United States v. Donald Warren

McMILLIAN, Circuit Judge,

dissenting.

I do not agree the government established that no condition or combination of conditions will reasonably assure the safety of any other person and the community under 18 U.S.C. § 3142(f) by “clear and convincing evidence” sufficient to support the pretrial detention order. Accordingly, I would reverse the detention order and remand to the district court with directions to consider and set conditions of release.

In my opinion the present case is not an appropriate one for pre-trial detention on the grounds of dangerousness to the community.1 According to the government, while on probation for receiving stolen property, appellant sold relatively small amounts of cocaine on two occasions to an undercover officer. The maximum term of imprisonment for distribution of cocaine in violation of 21 U.S.C. § 841(a)(1) is fifteen years. Under 18 U.S.C. § 3142(e) probable cause to believe appellant committed these offenses raises a rebuttable presumption that no condition or combination of condi*1239tions will reasonably assure the appearance of appellant as required and the safety of the community.
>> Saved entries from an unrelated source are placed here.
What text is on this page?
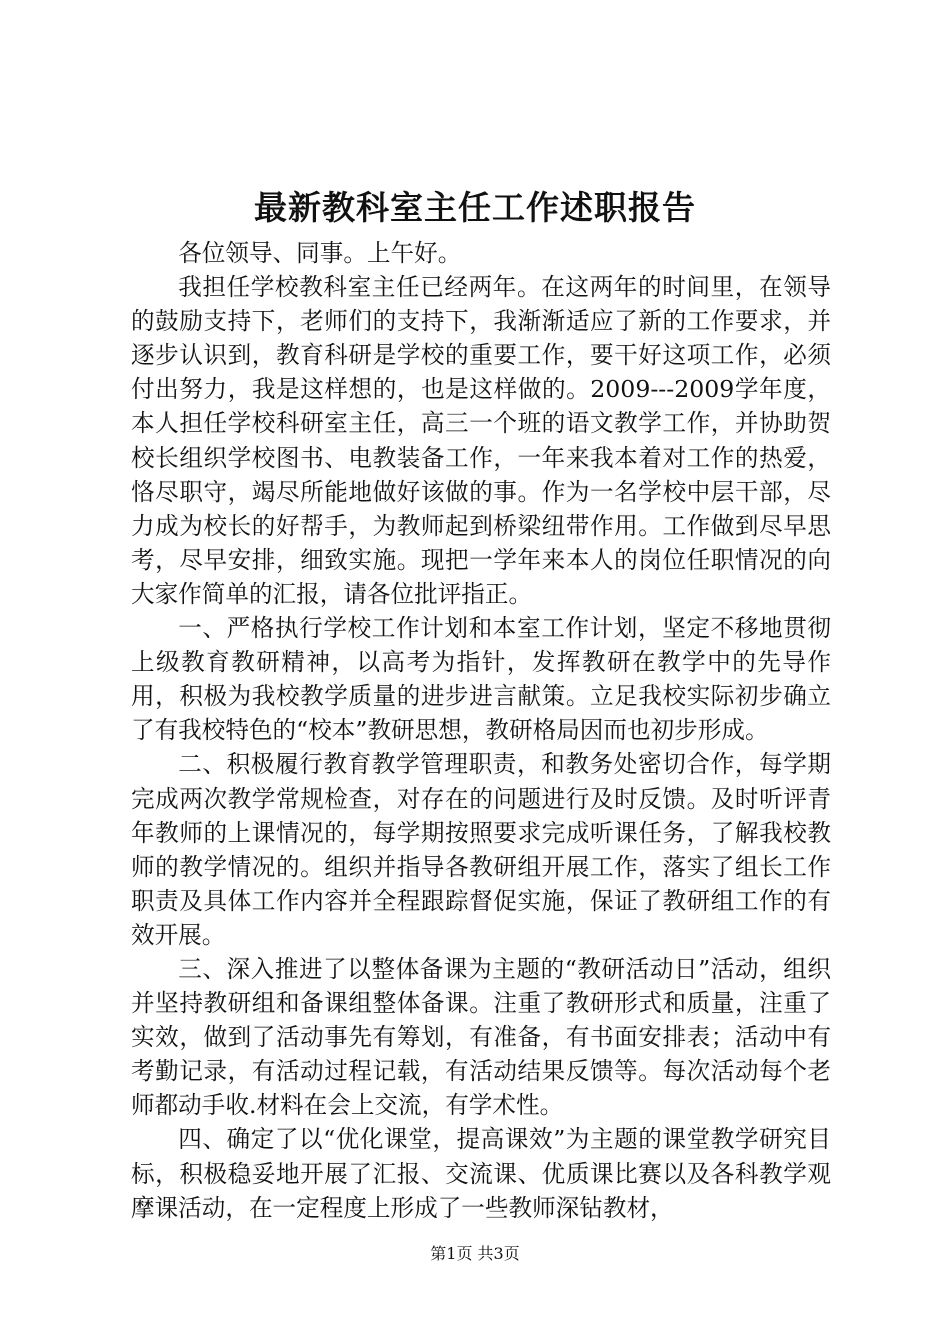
最新教科室主任工作述职报告

各位领导、同事。上午好。

我担任学校教科室主任已经两年。在这两年的时间里，在领导的鼓励支持下，老师们的支持下，我渐渐适应了新的工作要求，并逐步认识到，教育科研是学校的重要工作，要干好这项工作，必须付出努力，我是这样想的，也是这样做的。2009---2009学年度，本人担任学校科研室主任，高三一个班的语文教学工作，并协助贺校长组织学校图书、电教装备工作，一年来我本着对工作的热爱，恪尽职守，竭尽所能地做好该做的事。作为一名学校中层干部，尽力成为校长的好帮手，为教师起到桥梁纽带作用。工作做到尽早思考，尽早安排，细致实施。现把一学年来本人的岗位任职情况的向大家作简单的汇报，请各位批评指正。

一、严格执行学校工作计划和本室工作计划，坚定不移地贯彻上级教育教研精神，以高考为指针，发挥教研在教学中的先导作用，积极为我校教学质量的进步进言献策。立足我校实际初步确立了有我校特色的“校本”教研思想，教研格局因而也初步形成。

二、积极履行教育教学管理职责，和教务处密切合作，每学期完成两次教学常规检查，对存在的问题进行及时反馈。及时听评青年教师的上课情况的，每学期按照要求完成听课任务，了解我校教师的教学情况的。组织并指导各教研组开展工作，落实了组长工作职责及具体工作内容并全程跟踪督促实施，保证了教研组工作的有效开展。

三、深入推进了以整体备课为主题的“教研活动日”活动，组织并坚持教研组和备课组整体备课。注重了教研形式和质量，注重了实效，做到了活动事先有筹划，有准备，有书面安排表；活动中有考勤记录，有活动过程记载，有活动结果反馈等。每次活动每个老师都动手收.材料在会上交流，有学术性。

四、确定了以“优化课堂，提高课效”为主题的课堂教学研究目标，积极稳妥地开展了汇报、交流课、优质课比赛以及各科教学观摩课活动，在一定程度上形成了一些教师深钻教材，

第1页 共3页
The government also introduced evidence of appellant’s extensive criminal record. Appellant does not dispute that he has an extensive criminal record, which included numerous arrests as a juvenile and as an adult, but only three convictions (the 1973 convictions for second degree burglary and shooting into a dwelling, the 1978 conviction for carrying a concealed weapon, and the 1983 conviction for receiving stolen property) as well as several recent arrests for various traffic violations.

Pre-trial detention is an extreme measure which, at least in my view, has been sought by the government too frequently and has been imposed by the district courts too readily. I do not believe that appellant falls within the limited category of defendants whom Congress intended would be subject to pre-trial detention, that is, “a small but identifiable group of particularly dangerous defendants as to whom neither the imposition of stringent release conditions nor the prospect of revocation of release can reasonably assure the safety of the community or other persons.” S.Rep. No. 225, 98th Cong., 1st Sess. 6-7 (1983), reprinted in 1984 U.S.Code Cong. & Ad. News 3182, 3189.

The offenses charged are serious and do raise a rebuttable presumption of dangerousness, but “the fact that [appellant] is charged with an offense described in subsection (f)(1)(A) through (C) is not, in itself, sufficient to support a detention order.” Id. at 21, reprinted in 1984 U.S.Code Cong. & Ad.News at 3204. Moreover, the offenses were passive transactions involving relatively small amounts of cocaine. There was no evidence that appellant would continue to engage in the distribution of cocaine if released pending trial.

Nor was there any evidence that the undercover transactions involved firearms or weapons or that appellant possessed firearms at that time or when he was arrested. Cf. United States v. Ridinger, 623 F.Supp. 1386, 1392-93 (W.D.Mo.1985) (drug defendant’s possession of guns alone is not necessarily “clear and convincing evidence” sufficient to support detention order). Of appellant’s convictions for offenses involving the use of firearms, two offenses occurred in 1972 and the most recent one in 1977. There was no evidence that appellant had threatened or intimidated, or attempted to threaten or intimidate, potential witnesses or prospective jurors or would be likely to obstruct justice if released pending trial.

Under these circumstances, I cannot agree that the government established dangerousness by the requisite clear and convincing evidence. For this reason, I would reverse the detention order and remand to the district court with directions to consider and set conditions of release.

. Risk of flight was not a factor in the denial of pre-trial release in the present case; appellant presented evidence about his personal history and characteristics, his family ties, his employment history, and his prior appearance record, including the willingness of his mother to accept supervisory responsibility.